Un autre projet, à Tourcoing, poursuivra cette idée de “réparer au lieu de reconstruire”, tout en maintenant une présence forte des architectes sur le lieu de leur intervention ainsi qu’une approche individualisée du travail à effectuer sur les différentes maisons. Il s’agissait de maisons ouvrières en briques, sauvées de la démolition grâce au travail préalable de l’association Rase pas mon quartier. Ici aussi, il faudra fédérer les différentes catégories d’habitants autour d’un même projet, créer “de la communauté” mais aussi “de la différenciation”. Un lieu socioculturel, l’atelier électrique, sera un point de ralliement et servira de permanence architecturale. Plus concrètement, le travail sur l’isolation et le bardage s’accompagne d’une réforme intérieure des logements. Un réseau de réempoi se met alors en place à l’échelle du quartier pour de petits éléments comme du carrelage. Les carreaux de ciment constituent en effet un part essentielle de l’identité de ces maisons ouvrières. Dans une interview réalisée pour l’ouvrage “Matière Grise”, Patrick Bouchain détaillait au sujet de ce réseau de réemploi: “On a donc crée une maison-magasin dans laquelle on a mis tout ce que l’on démontait des autres logements.
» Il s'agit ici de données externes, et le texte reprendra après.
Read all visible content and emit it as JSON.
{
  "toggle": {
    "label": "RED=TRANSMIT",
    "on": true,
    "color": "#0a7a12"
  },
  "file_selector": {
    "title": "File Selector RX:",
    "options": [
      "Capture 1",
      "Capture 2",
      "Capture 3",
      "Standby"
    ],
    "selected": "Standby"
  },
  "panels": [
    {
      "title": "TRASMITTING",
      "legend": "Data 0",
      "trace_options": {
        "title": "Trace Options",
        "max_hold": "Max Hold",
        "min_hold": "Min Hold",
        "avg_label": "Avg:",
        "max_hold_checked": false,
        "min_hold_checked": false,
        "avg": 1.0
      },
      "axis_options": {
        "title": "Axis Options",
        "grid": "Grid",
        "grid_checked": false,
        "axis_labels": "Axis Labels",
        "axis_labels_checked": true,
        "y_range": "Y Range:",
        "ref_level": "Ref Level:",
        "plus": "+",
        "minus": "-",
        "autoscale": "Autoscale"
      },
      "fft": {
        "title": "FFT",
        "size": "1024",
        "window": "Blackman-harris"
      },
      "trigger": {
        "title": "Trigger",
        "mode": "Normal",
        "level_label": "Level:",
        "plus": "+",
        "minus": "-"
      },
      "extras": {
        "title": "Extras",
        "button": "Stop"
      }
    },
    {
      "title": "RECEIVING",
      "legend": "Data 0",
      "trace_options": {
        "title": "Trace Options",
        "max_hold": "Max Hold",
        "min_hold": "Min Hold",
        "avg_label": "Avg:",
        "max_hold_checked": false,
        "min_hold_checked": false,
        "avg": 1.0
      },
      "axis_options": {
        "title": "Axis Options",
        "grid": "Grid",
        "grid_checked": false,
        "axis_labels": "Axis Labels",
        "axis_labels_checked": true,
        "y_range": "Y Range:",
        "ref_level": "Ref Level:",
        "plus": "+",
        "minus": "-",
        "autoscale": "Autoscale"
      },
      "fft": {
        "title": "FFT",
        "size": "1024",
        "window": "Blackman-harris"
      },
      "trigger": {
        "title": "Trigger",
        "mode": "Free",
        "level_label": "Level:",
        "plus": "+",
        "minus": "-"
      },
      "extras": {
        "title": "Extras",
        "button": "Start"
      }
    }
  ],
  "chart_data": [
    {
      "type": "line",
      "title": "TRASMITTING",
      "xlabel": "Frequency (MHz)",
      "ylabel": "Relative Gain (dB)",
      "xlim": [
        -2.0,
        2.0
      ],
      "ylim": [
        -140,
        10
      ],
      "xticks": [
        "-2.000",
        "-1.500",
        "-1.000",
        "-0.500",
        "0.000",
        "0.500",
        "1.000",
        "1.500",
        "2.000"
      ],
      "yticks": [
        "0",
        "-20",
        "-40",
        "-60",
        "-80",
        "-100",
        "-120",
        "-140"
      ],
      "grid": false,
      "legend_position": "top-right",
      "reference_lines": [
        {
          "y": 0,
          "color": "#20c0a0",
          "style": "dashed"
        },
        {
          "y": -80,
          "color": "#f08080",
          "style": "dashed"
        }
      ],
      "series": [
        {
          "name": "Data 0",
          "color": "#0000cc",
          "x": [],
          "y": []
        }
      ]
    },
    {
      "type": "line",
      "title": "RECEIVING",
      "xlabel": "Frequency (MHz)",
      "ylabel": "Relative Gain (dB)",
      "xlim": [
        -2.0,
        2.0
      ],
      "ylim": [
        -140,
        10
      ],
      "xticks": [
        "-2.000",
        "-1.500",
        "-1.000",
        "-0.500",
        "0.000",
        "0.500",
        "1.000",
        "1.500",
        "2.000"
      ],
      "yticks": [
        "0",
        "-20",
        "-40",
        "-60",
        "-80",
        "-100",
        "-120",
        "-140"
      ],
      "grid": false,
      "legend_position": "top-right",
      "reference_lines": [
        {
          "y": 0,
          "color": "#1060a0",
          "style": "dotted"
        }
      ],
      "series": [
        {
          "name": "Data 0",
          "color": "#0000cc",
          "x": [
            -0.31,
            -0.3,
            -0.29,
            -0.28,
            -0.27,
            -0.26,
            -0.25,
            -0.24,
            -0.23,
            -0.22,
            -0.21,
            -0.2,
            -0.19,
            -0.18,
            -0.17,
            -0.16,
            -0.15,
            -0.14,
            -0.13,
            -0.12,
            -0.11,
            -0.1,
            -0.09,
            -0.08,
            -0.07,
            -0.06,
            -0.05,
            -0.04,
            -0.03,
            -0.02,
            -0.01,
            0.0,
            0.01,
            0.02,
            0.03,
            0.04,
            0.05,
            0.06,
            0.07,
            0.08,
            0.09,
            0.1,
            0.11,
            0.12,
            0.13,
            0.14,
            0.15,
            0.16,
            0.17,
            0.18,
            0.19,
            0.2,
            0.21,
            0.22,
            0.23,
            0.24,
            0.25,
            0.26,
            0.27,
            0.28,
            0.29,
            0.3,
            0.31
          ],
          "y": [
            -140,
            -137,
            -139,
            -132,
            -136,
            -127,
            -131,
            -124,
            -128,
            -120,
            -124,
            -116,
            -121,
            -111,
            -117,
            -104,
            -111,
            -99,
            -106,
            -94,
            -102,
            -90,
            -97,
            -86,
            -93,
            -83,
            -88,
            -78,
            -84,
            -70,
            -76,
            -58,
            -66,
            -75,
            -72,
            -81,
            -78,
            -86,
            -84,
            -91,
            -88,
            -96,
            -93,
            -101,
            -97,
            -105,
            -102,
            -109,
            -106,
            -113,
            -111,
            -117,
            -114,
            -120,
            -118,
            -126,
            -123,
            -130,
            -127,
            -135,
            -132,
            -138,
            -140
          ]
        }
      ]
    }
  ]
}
Elle a servi pour les entrepreneurs mais aussi à toute personne du quartier qui pouvait venir chercher à cet endroit un robinet, un interrupteur, un carrelage, une lame de parquet, un volet, une fenêtre…”

Dans un cas comme dans l’autre, il s’agit de “construire autrement”, de ne pas travailler pour un habitant “moyen” vivant dans un logement “normalisé”, de ne plus “appliquer aveuglément des modèles et des standards préétablis”. La prise en compte des spécificités de chacun est ce qui a permis d’ajouter aux différents projets cette seconde couche culturelle et sociale dont parle aussi Patrick Bouchain. Et le choix du réemploi ou de la réutilisation pour accompagner cette démarche semble évident. Réemployer demande en effet une approche elle aussi spécifique, dépendante de chaque matériau issu d’un stock hétérogène. Mais que ce soit la réutilisation et le bricolage qui accompagne le travail des ouvriers à Boulogne-sur-Mer ou le réseau de réemploi mis en place à Tourcoing, réemployer ne devient jamais le prétexte à un quelconque geste architectural déconnecté. Il est d’abord une façon logique d’accompagner un processus. Et la flexibilité de l’approche des architectes devient parfois aussi flexibilité dans la conception de futurs logements. C’est notamment le cas des logements évolutifs de Beaumont, petite commune rurale, où certaines parties des bâtiments peuvent être aménagées ou transformées librement par les habitants, dans une démarche qui rappelle celle du bureau Elemental au Chili. Le cas par cas devient ici l’élément clé favorisant l’auto-construction ainsi qu’un possible réemploi à l’échelle d’une habitation. Ce dernier projet comme les deux précédents, s’ils ne se veulent pas des démonstrateurs du réemploi en tant que tels, s’efforcent pourtant, chacun à leur manière, de défendre une conception différente de l’architecture, celle-là même qui rendra possible une future généralisation du réemploi!


Les différents projets (Boulogne-sur-Mer, Tourcoing, Beaumont) décrits succintement dans cet article, le sont de façon beaucoup plus complète dans l’ouvrage collectif “Pas de toit sans toi”, publié sous la direction de Patrick Bouchain en 2016 chez Actes Sud, dans la collection L’Impensé. D’autres informations proviennent de l’interview faite à Patrick Bouchain et reproduite dans l’ouvrage “Matière Grise”, publié en 2014 par le Pavillon de l’Arsenal sous la direction d’Encore Heureux.